An introduction to the Deepwave Python package that implements wave propagation as a PyTorch module, enabling forward and backpropagation through the 2D wave equation (regular scalar, Born, and elastic). It can be used for seismic forward modelling, different types of seismic inversion (including FWI and LSRTM), and provides the flexibility to be more creative, such as integrating wave propagation into a deep neural network. Examples discussed will include joint migration-inversion, inversion for source amplitudes to produce a target final wavefield, and using the GSOT objective function.
 
Full-waveform inversion~(FWI) is a powerful geophysical imaging technique that reproduces high-resolution subsurface physical parameters by iteratively minimizing the misfit between the simulated and observed seismograms.

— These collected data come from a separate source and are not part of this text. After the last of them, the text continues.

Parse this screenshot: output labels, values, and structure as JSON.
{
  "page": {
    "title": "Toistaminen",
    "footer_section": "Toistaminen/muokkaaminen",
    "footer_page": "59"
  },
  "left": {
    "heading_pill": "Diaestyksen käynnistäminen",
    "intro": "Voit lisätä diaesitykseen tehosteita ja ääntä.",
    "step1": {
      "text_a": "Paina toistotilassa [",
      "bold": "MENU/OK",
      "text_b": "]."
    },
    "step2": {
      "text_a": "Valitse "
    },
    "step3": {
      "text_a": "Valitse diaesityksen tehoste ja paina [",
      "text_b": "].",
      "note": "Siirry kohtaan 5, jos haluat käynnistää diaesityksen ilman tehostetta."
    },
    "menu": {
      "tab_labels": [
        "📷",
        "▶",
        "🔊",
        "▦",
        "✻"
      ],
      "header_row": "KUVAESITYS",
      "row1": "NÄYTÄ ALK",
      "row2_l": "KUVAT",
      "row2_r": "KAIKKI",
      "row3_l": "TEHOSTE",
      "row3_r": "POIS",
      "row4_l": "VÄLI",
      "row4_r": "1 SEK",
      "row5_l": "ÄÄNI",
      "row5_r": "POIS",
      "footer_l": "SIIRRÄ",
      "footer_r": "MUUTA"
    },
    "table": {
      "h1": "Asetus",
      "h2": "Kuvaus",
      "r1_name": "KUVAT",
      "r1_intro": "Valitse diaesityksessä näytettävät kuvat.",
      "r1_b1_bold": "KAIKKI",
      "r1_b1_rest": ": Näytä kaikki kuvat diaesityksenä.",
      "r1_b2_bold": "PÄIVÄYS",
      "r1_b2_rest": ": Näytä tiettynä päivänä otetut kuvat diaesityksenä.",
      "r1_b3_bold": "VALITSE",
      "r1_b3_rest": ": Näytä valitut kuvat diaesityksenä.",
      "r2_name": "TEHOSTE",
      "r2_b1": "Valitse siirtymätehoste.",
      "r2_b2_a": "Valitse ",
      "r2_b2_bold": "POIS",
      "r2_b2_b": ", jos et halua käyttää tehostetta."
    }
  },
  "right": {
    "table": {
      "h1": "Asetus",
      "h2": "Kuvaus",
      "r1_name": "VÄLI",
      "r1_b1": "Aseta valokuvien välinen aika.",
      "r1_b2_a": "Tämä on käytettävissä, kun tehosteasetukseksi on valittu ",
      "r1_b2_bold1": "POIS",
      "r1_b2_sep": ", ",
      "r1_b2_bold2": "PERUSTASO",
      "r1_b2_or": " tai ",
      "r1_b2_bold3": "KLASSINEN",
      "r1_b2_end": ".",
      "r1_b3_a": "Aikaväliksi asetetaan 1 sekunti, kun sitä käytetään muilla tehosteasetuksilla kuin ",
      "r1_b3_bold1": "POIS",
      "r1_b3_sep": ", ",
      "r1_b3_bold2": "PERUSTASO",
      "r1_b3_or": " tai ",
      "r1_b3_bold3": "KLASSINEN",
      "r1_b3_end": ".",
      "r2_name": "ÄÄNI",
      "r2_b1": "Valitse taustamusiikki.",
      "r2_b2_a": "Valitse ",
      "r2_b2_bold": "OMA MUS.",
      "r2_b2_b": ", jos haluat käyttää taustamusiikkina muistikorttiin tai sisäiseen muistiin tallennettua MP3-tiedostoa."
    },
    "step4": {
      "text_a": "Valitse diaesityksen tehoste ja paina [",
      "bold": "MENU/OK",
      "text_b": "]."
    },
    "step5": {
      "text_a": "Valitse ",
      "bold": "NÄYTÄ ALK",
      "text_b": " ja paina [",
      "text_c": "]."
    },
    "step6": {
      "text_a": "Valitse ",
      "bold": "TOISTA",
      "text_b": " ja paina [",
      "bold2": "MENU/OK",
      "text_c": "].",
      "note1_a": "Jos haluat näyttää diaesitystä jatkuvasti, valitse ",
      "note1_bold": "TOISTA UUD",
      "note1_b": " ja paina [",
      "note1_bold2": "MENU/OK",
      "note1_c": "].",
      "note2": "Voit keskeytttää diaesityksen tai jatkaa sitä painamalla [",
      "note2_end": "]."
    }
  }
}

Unfortunately, conventional FWI with a least-squares loss function suffers from various drawbacks, such as the local-minima problem and human intervention in the fine-tuning of parameters. It is particular problematic when applied with noisy data and inadequate starting models. Recent work relying on partial differential equations and neural networks show promising performance in two-dimensional FWI. Inspired by the competitive learning of generative adversarial networks, we propose an unsupervised learning paradigm that integrates the wave equation with a discriminative network to accurately estimate physically consistent velocity models in a distributional sense~(FWIGAN). The introduced framework does not require a labeled training dataset or pretraining of the network; therefore,  this framework is flexible and able to achieve inversion with little user interaction. We experimentally validate our method for three baseline geological models, and a comparison of the results demonstrates that FWIGAN faithfully recovers the velocity models and consistently outperforms other traditional or deep learning-based algorithms. A further benefit from the physics-constrained learning  used in this method is that FWIGAN mitigates the local-minima issue by reducing the sensitivity to initial models or data noise.